Tazas, relojes, candelabros, mesas y demás artículos antiguos estaban rebosando en la enorme tienda que administraba el señor Ross desde hace ya 4 años en que decidió jubilarse de su trabajo como operador de trenes de vapor. Vivía felizmente retirado del trabajo y su pensión lo sostenía a la perfección, aquella tienda era solo un pasatiempo para no estar siempre sin hacer nada, su esposa lo ayudaba con las cuentas en casa pues prefería quedarse en el calor de hogar mientras el señor Ross trabajaba de lunes a viernes de 10 de la mañana a 4 de la tarde.
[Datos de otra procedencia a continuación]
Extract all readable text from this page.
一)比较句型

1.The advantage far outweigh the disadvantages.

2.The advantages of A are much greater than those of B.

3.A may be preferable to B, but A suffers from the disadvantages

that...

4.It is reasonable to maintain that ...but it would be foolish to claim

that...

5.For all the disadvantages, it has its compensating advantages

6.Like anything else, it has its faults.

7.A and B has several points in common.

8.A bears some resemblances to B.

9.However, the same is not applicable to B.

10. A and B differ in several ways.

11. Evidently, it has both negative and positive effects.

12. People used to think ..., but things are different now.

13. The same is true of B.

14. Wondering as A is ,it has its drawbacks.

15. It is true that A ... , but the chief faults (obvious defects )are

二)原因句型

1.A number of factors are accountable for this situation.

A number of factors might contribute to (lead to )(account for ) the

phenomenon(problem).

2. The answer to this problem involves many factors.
Los tesoros que tenía en aquella tienda eran objeto de muchas ofertas de coleccionistas, la mayoría gente mayor y uno que otro joven gustoso de los muebles de época, le iba bastante bien, la tienda el dejaba para darse muchos gustos y lujos. Pero había algo que siempre atesoró mas que nada, un objeto que se ser posible no vendería pues significaba mucho para el: Un estante de muñecas. Si, muñecas de porcelana de todas las formas y tamaños, con vestidos rojos, azules, verdes y rosas. Peinadas a la perfección con dos colitas, cabellos suelto o con una coleta de caballo. Algunas de ellas eran bastante antiguas, pero el señor Ross siempre las mantenía en buen estado para el deleite de los clientes. Deliberadamente había puesto un precio alto al estante que tenía mas de 100 muñecas para que nadie se lo llevara y se negaba a vender las muñecas por separado, si querían una muñeca, debían llevarse a sus hermanas también sin dejar ni una sola atrás. En vano los clientes le regateaban pues se mantenía firme en que debían llevarse todo el paquete, esas muñecas eran su tesoro y debían ser vendidas a quien las cuidara como el, como sus hijas.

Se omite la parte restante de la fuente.